Recent publications on COVID-19 in patients with cancer have reported case fatality rates between 11% and 28% and for hematologic malignancies up to 37% (2, 7, 10). Robilotti and colleagues reported on 423 patients with cancer with COVID-19 diagnosed at Memorial Sloan Kettering Cancer Center (MSKCC); of these, 40% were admitted, and 12% expired within the first 30 days after diagnosis (7). Symptomatic COVID-19 in patients with multiple myeloma has been indicated to have a high mortality—as high as 55% in patients undergoing systemic anticancer therapy for multiple myeloma (9). In larger studies from hospitalized COVID-19 patients in the United Kingdom (N = 20,133) and in one of the hospital systems in the New York area (N = 5,700), the case fatality rate has been between 21% and 26% for hospitalized patients (3, 18). According to the Johns Hopkins Coronavirus Resource Center, on April 30, New York state had 299,000 cases and 18,100 deaths, indicating an approximate case fatality rate of 6% (https://coronavirus.jhu.edu/map.html, accessed on July 14, 2020). The variation between studies may be caused by study design (inpatient vs. all patients), access to testing, and whether screened patients, likely capturing more asymptomatic patients, were included. Our findings on COVID-19–related mortality, 22% in the whole cohort of patients with myeloma and 29% of those admitted, are in line with recent reports on a high mortality in patients with hematologic malignancies in relation to the general population (Table 5; refs. 2, 10).

Table 5.

Case fatality rates in this study in relation to published reports

	Patient cohort	Number of patients	Setting	Case fatality rate
Current study	Multiple myeloma	100	Inpatient and outpatient	22%
Lee et al. (11)	All cancer patients	800	Inpatient and outpatient	28%
Robilotti et al. (7)	All cancer patients	423	Inpatient and outpatient	12%
Miyashita et al. (13)	All cancer patients	334	Inpatient and outpatient	11%
Mehta et al. (10)	All cancer patients	218	Inpatient and outpatient	28%
Mehta et al. (10)	Hematologic malignancy subcohort	54	Inpatient and outpatient	37%
Dai et al. (2)	All cancer patients	105	Inpatient and outpatient	11%
Cook et al. (9)	Multiple myeloma	75	Inpatient and outpatient	54.7%
Malard et al. (12)	Hematologic malignancy	25	Inpatient	36%
Docherty et al. (18)	All patients	20,133	Inpatient	26%
Richardson et al. (3)	All patients	5,700	Inpatient	21%
Goyal et al. (19)	All patients	393	Inpatient	10%
Deng et al. (20)	All patients	82,719	All	1%–8%
Guan et al. (1)	All patients	1,099	All	1.4%
Johns Hopkins University CSSE COVID-19 mapa	All COVID-19–positive cases	∼299,000	All	6%

aCenter for Systems Science and Engineering (CSSE) at Johns Hopkins University COVID-19 map for cumulative number of cases and deaths on April 30, 2020 (https://coronavirus.jhu.edu/map.html).

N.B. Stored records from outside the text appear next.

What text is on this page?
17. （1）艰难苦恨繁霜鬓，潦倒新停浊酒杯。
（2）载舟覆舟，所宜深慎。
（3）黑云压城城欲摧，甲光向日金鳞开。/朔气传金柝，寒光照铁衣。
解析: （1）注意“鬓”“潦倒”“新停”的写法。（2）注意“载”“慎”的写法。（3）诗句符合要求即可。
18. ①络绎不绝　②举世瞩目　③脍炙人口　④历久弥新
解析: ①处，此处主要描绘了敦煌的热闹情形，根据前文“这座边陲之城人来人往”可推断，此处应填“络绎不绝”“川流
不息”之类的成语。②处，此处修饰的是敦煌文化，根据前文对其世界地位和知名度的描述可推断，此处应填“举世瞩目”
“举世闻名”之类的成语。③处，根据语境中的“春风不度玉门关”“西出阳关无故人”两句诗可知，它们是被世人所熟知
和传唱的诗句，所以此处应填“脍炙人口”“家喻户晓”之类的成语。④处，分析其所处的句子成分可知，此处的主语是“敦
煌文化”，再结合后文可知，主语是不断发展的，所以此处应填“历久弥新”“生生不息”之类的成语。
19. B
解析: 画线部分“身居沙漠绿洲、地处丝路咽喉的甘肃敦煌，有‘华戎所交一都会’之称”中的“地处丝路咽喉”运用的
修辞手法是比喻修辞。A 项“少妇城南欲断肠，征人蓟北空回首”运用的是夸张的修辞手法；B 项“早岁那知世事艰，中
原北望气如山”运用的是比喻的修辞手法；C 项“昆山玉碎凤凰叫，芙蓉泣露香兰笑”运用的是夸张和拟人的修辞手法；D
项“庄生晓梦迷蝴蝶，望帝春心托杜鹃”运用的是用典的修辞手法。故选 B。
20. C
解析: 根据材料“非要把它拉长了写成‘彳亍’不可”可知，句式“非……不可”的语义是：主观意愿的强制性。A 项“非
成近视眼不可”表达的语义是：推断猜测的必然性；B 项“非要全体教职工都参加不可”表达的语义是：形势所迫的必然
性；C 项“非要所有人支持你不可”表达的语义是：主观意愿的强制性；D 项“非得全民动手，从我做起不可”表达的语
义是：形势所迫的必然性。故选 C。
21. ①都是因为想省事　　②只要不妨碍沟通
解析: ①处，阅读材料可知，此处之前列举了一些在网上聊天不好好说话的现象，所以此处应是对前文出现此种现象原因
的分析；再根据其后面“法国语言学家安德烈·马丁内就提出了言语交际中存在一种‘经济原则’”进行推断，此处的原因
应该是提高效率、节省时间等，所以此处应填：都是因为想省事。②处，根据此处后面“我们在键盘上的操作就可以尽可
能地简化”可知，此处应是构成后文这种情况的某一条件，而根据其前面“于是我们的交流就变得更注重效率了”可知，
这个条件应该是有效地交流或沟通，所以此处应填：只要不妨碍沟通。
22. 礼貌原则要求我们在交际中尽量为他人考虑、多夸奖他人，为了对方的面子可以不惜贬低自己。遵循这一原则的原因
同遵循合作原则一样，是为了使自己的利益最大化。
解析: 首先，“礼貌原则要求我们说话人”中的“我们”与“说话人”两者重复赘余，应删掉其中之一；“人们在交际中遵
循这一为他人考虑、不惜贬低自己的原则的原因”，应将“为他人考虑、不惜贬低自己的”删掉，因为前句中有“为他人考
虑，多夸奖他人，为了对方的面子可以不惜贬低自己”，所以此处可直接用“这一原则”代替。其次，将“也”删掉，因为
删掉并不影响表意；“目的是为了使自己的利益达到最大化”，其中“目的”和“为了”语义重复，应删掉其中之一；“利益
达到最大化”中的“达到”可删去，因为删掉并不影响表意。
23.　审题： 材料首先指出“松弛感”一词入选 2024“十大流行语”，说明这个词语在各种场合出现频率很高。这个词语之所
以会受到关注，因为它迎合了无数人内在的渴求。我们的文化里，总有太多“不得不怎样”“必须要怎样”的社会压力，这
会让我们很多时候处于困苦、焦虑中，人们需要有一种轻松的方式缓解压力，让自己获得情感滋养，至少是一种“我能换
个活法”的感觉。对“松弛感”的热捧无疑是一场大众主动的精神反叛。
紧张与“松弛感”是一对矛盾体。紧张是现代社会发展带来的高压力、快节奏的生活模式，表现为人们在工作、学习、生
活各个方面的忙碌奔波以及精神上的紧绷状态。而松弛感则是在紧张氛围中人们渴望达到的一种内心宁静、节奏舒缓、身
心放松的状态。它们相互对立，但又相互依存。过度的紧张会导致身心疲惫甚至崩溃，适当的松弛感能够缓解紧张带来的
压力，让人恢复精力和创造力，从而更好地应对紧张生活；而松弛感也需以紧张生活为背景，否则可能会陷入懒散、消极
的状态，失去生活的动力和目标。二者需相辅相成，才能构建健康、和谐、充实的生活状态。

We were motivated to better understand risk factors associated with severe outcomes from COVID-19–positive patients with multiple myeloma. Specifically, we studied host characteristics as well as available variables related to the disease and treatment. We found that racial and ethnical background was significantly associated with increased risk of severe outcome, where the highest risks were seen in Hispanics/Latinos and in African American Blacks (21, 22). Underlying reasons for this may be differences in preexisting comorbidities and socioeconomic factors, including the possibility to work from home and to practice social distancing (21, 22). It is possible that disparities in level of care (i.e., health insurance coverage) may have affected the outcome; however, we were unable to address these aspects further within the scope of this study. Similar to reports from the general population, there was a tendency toward a higher OR for adverse outcome (ICU admission, invasive mechanical ventilation, or death) in patients with preexisting hypertension (3). In the analysis of the entire series of COVID-19–positive patients with multiple myeloma and related plasma cell disorders (n = 127), similar to the general population, cardiovascular risk factors were significantly associated with adverse outcome (3).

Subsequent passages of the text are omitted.